Community engagement requirements

When you apply for a permission, you may need to engage and consult with people affected by your activity.

If you're not sure about what community engagement you should do before you apply, we can advise you. We highly recommend this for complex applications – such as development licences. Visit Get help finding the right permission.

You must get a permission to conduct activities that have risk of harm to human health and the environment.

We make permission decisions under the Environment Protection Act 2017 and Environment Protection Regulations 2021.

You should engage with anyone who may be impacted by your proposed activity – for example, a neighbouring resident or business. You need to do this before submitting your application.

Engagement is a requirement for some permission types – such as development licences and development licence exemptions. For more detail about the engagement requirements for each permission type, see our Charter of consultation.

Information about your community engagement helps us to consider:

Our Regulatory communications and engagement policy provides more detail about how we communicate and work with people under the Act.

Applications that require community engagement

You must engage with the community before you apply for relevant permissions. These permissions include:

  • authorisations to discharge or dispose of waste in an emergency or for public hardship
  • authorisations to commission, repair, decommission or dismantle an industrial plant or equipment
  • development licences
  • development licence exemptions.

We also encourage engagement for other permission types. We may ask you to conduct engagement, or we may conduct our own engagement as part of our assessment.

If you do not conduct this engagement, we may not accept your application or may take longer to assess it.

If you do not conduct engagement or do not believe it's necessary, you must justify this in your application with supporting evidence.

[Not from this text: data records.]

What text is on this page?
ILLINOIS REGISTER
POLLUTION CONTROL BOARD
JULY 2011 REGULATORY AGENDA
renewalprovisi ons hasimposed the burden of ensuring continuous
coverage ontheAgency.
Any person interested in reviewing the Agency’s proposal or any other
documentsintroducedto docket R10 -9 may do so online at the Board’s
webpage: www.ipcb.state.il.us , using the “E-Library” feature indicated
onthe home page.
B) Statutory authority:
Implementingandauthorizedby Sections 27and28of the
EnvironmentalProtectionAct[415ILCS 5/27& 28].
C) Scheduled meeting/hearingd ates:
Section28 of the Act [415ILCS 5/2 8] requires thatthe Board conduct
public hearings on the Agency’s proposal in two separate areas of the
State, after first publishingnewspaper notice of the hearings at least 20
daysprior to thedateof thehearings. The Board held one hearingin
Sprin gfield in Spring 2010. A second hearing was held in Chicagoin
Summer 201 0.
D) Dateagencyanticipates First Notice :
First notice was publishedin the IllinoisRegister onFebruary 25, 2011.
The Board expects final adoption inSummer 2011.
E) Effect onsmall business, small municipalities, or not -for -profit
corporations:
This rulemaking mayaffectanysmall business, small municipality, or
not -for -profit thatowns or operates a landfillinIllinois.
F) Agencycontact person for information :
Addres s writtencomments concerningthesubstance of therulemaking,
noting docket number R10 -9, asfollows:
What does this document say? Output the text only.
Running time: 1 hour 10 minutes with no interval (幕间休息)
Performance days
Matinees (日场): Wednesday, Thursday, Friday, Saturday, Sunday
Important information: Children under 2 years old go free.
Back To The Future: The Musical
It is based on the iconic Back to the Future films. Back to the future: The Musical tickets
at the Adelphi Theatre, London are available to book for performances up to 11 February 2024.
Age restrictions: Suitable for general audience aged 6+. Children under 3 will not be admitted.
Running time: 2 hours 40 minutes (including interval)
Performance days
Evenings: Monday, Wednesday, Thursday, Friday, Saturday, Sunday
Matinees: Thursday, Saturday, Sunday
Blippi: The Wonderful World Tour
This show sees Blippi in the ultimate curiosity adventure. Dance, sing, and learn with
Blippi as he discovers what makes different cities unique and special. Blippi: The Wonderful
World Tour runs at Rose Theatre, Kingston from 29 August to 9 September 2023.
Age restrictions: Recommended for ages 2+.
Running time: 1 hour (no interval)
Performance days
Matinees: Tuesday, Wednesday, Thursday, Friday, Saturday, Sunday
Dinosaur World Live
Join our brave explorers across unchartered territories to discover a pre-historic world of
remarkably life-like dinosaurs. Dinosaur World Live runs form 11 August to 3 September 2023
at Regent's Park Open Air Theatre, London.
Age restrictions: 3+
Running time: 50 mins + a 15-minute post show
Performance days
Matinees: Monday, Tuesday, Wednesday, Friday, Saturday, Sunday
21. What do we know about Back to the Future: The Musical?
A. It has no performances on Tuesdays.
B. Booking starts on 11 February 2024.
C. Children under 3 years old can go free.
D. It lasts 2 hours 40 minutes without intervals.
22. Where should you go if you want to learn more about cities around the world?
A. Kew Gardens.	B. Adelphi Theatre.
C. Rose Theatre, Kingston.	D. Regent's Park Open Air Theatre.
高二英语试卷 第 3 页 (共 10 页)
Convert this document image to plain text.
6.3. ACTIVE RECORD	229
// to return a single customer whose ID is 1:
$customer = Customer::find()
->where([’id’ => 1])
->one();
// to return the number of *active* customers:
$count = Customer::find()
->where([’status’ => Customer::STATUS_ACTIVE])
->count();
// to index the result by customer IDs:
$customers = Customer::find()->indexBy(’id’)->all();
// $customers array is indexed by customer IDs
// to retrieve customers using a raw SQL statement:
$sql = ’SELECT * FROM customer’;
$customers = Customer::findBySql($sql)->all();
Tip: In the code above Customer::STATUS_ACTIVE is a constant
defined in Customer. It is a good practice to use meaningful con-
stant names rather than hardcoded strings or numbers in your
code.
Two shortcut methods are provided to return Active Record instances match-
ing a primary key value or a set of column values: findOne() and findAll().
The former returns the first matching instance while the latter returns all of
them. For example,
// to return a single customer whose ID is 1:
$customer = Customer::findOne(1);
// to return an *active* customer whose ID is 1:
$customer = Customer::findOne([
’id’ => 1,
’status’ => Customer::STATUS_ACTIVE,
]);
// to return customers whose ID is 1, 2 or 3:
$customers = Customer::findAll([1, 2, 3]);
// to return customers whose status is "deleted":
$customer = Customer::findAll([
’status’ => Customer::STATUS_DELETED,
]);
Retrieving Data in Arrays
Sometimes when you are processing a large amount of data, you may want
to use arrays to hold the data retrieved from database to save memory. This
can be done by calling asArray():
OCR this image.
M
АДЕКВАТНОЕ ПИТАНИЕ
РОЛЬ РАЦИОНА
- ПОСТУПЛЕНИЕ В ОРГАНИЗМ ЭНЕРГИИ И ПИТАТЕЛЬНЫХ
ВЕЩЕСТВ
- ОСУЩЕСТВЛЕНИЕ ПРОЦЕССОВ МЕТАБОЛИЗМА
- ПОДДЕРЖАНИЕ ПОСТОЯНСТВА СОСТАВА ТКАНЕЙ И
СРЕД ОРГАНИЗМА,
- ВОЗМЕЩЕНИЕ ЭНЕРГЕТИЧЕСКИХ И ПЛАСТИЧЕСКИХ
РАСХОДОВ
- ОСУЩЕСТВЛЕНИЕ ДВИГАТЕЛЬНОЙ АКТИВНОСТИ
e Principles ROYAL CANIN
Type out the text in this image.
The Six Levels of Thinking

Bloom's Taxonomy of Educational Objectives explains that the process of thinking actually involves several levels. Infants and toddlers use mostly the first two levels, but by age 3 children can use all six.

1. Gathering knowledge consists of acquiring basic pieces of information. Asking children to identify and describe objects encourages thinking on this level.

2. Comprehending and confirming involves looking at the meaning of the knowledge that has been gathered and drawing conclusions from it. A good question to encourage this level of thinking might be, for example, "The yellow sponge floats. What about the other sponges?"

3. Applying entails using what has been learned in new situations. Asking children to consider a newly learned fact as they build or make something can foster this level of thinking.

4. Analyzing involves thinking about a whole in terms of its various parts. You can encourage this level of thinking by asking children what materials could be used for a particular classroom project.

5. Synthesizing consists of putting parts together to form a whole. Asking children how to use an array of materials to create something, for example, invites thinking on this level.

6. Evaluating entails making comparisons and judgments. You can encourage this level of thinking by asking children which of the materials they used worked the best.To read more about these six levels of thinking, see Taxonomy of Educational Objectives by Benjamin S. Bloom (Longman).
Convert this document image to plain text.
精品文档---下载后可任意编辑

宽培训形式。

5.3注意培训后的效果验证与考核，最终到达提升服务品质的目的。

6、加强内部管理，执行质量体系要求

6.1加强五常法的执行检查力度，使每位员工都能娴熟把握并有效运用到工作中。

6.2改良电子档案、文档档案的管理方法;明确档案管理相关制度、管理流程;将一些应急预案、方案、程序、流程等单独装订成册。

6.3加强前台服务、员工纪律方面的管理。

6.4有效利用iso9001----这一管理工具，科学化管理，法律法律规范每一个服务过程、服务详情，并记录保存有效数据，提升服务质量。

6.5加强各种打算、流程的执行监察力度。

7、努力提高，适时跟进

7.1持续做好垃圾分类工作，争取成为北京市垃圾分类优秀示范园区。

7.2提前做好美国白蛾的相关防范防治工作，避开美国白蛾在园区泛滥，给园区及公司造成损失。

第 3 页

Community engagement information required

Our Charter of consultation outlines our general approach to engagement.

Our Development licence application guidance has more detail about the specific engagement requirements for development licences.

Your application should include the following details:

Who you engaged

Explain who you engaged with about the proposed activity – for example:

  • community members
  • stakeholders
  • community groups
  • Traditional Owners
  • registered Aboriginal parties.

A stakeholder is someone personally or professionally invested in outcomes from our activities. Stakeholders may be from community, business, industry and government sectors.

Our Charter of consultation has more information about engaging with Traditional Owners.

How you conducted the engagement

Explain how you conducted the engagement, including:

  • the potential issues, concerns and risks that were raised
  • how you addressed and responded to the raised issues, concerns and risks
  • how your approach to engagement used best practice and inclusive techniques.

You need to provide evidence of what engagement you conducted and what you did to respond to any issues that were raised.

Provide a stakeholder register with:

  • engagement method
  • engagement date
  • participant names (must comply with Privacy and Data Protection Act 2014)
  • stakeholders' issues and concerns.

Provide any engagement templates, materials and supporting information.

Guidance

The International Association for Public Participation Australasia has guidance and engagement resources(opens in a new window) on their website. These resources can help you plan your engagement.

You can also get an engagement professional to guide you through the process. This may be helpful depending on the scale of engagement you need to do. We recommend this for development licences that may have a high level of community interest and concern.